I am often asked to preach on 1 Corinthians 13 for weddings. But the Pauline exposition on love in that chapter is not referring to the relationship between a husband and a wife. 1 Corinthians 13 is a reminder of how followers of Jesus should love one another in the body of Christ. The church is a community where all are meant to experience deep loving bonds.

So, for all those with strong maternal or paternal feelings but who do not have children of their own, love the children in your church family. Even children who have their own biological parents can be enriched by the love of “god – parents” whether such relationships are formalised or not. In particular, teenagers can benefit from the nurturing input from other adults in the church. Teenagers are at a phase of life where they are undergoing differentiation and may at times find it hard to listen to their parents but may be willing to listen to other caring adults. And increasingly we will have to minister to single-parent families or children who have no parents for a variety of reasons. These are the demographics out there and if more people with such backgrounds become followers of Jesus, they will be family members who will need help nurturing their children. We need to hear afresh the words of Jesus on the Cross, when he saw a young man who needed the love of a mother and a mother who needed the care of a son.

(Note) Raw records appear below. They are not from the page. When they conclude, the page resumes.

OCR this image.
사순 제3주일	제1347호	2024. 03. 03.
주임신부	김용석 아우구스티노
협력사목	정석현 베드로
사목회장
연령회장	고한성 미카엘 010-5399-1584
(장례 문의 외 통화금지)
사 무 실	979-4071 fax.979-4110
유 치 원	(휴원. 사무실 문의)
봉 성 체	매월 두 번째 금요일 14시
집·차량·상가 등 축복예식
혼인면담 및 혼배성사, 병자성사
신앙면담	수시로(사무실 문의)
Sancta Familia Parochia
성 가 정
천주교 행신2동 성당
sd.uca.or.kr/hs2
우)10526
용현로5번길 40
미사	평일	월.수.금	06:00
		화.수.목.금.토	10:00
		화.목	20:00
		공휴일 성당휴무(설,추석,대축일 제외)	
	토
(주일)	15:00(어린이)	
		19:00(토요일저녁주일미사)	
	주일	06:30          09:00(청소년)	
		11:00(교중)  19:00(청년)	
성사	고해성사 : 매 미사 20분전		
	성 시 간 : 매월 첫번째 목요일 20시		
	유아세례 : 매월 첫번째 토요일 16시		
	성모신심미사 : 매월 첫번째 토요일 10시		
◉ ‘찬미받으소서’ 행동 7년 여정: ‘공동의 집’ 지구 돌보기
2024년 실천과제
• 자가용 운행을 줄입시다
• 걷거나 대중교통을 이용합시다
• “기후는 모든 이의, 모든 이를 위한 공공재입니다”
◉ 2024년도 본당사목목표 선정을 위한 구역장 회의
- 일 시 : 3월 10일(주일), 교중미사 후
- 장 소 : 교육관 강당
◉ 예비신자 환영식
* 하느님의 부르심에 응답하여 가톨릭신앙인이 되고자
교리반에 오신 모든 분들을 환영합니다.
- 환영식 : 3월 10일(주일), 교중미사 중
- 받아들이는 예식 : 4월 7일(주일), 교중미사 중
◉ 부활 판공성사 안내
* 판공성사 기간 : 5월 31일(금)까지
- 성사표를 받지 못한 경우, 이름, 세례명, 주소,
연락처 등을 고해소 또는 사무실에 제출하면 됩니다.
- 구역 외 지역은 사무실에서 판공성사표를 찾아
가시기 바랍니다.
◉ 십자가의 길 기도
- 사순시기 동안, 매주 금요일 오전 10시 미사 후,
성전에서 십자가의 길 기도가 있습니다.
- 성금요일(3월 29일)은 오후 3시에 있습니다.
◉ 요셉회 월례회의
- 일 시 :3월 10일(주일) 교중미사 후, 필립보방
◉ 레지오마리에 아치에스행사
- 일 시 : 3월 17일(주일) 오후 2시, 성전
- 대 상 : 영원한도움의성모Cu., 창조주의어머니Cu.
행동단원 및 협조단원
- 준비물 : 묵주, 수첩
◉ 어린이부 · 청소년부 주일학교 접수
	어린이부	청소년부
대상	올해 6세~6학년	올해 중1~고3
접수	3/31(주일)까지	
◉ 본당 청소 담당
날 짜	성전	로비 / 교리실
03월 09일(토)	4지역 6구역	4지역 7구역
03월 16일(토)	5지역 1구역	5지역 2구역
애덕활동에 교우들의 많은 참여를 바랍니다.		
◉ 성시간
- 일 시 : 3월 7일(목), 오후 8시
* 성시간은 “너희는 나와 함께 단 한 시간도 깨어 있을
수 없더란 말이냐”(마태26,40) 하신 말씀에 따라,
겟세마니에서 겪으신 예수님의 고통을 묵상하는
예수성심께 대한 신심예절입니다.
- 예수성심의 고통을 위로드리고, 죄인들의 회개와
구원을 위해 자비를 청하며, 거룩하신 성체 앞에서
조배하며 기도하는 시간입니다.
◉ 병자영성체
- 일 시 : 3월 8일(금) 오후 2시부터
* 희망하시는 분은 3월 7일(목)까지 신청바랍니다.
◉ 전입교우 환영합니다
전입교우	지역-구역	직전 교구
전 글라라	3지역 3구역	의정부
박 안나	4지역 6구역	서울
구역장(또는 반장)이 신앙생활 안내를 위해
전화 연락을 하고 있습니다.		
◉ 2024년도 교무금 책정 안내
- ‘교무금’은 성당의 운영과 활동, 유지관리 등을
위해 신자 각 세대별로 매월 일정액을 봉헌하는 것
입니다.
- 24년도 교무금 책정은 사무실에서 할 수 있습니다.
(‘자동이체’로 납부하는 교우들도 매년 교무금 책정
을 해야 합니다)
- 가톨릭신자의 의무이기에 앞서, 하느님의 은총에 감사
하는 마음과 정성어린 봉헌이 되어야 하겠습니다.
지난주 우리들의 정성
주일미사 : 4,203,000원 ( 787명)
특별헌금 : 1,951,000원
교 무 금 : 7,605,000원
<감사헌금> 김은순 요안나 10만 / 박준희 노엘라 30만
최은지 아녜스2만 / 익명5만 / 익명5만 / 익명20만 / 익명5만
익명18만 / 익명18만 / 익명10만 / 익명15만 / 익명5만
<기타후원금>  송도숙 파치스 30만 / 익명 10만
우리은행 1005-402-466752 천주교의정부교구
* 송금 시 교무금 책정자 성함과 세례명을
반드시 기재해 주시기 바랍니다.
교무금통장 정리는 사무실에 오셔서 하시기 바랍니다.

Near the cross of Jesus stood his mother, his mother’s sister, Mary the wife of Clopas, and Mary Magdalene.  When Jesus saw his mother there, and the disciple whom he loved standing nearby, he said to her, “Woman,here is your son,” and to the disciple, “Here is your mother.” From that time on, this disciple took her into his home. (John 19:25–27 NIV)

A short time ago I was having a chat with a young man from my church who had lost his dad to cancer when he was very young. I asked him if he missed his dad. He said no, because he was very young when his dad died and it was hard to remember what he was like. I then asked him if he missed having a father figure in his life. Without hesitation, he said no, because he had that in the church. I teared up.